Le processus filmé de A à Z
En préambule, la caméra de Robert Muller filme l’abattage des arbres dans une forêt très pentue. Puis elle suit tout le processus de la fabrication du charbon de bois, qui dure près d’un mois en été: l’immense travail de la mise en place de la meule (3m x 8m), le moment délicat de l’allumage, l’attention constante portée jour et nuit à une lente combustion. La mise en sacs du charbon, son chargement sur un camion d’Otto’s, distributeur avec qui il faut négocier le meilleur prix de vente. La qualité du combustible dépend des bois utilisés et du bon déroulement de la combustion lié aux facteurs météorologiques. «Pour certains paysans, cette tâche rapporte jusqu’à un quart de leur revenu annuel. C’est une manière de s’en sortir si cela s’accouple à l’agrotourisme» dit un protagoniste. Doris et d’autres accueillent des visiteurs, touristes ou charbonniers occasionnels qui viennent de Suisse ou des pays
voisins.
A la foire d’Oron
En 2015, au 12e comptoir régional d’Oron, le public avait eu l’occasion de voir des charbonniers à l’œuvre. Les organisateurs avaient érigé une charbonnière grandeur nature à l’extérieur, non loin de l’ensemble des stands. Sous haute surveillance, elle fut active tout le temps de la manifestation. Dirigée par le comité du comptoir, dont notamment Eric Sonnay garde-forestier, la démarche fut possible grâce à la collaboration de Henri Geissbühler. Cet habitant de Constantine (district Broye-Vully) garde-forestier retraité, est resté passionné par son métier. Henri Geissbühler et Yvan, son fils qui reprend le flambeau, seront présents au cinéma d’Oron le vendredi 23 novembre. Ils répondront aux questions des spectateurs après la projection du film «La Nuit des Charbonniers». Un film à ne pas manquer!
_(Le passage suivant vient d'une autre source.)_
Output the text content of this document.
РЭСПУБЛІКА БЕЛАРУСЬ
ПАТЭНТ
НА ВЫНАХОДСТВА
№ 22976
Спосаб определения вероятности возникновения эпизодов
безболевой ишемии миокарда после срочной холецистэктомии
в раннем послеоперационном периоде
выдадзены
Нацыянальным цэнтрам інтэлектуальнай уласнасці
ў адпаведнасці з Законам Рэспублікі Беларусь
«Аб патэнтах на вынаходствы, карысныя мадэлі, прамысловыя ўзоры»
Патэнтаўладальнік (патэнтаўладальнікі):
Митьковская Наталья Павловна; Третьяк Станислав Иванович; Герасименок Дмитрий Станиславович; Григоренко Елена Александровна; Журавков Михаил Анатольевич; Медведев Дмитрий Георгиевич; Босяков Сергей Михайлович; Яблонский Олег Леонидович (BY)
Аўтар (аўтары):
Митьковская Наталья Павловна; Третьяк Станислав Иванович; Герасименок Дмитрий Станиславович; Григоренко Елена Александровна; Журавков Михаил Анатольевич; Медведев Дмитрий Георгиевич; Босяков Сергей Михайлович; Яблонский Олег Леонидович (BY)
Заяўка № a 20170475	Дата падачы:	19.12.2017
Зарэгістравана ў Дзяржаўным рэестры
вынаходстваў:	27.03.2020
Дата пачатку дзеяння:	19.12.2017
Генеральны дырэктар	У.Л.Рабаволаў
Au cinéma d’Oron, demain vendredi 23 novembre à 20h
Du 12e siècle à nos jours
CR | Combustible et source d’énergie, le charbon de bois et de terre (houille) est exploité depuis des siècles. Des contes de charbonniers, contes créole, yiddish, japonais, breton et autres dans le monde témoignent de ce passé. En Suisse selon la légende, le duc Bertold de Zähringen en route vers Fribourg en Nuithonie passa une nuit chez un charbonnier. Lorsqu’il se réveilla sa cape blanche était bicolore. Le duc aurait alors décidé des couleurs noire et blanche du blason fribourgeois. Le récit date du début du 12e siècle. C’est seulement au 18e siècle, lors de la révolution industrielle, que va se généraliser l’utilisation du charbon de terre. L’invention de la machine à vapeur est déterminante dans son histoire. Commence alors l’exploitation industrielle des mines. Depuis les années 1970, les conséquences de la pollution sur l’environnement et la mise en danger de la santé des mineurs ont mené à l’abandon des mines et à choisir la consommation d’autres combustibles. Aux Etats-Unis, sous la présidence de Donald Trump qui ne se soucie guère des problèmes climatiques, la réouverture des sites d’exploitation a donné du travail à de nombreux chômeurs. Les petits Américains du futur liront-ils des contes de mineurs heureux de retrouver un emploi.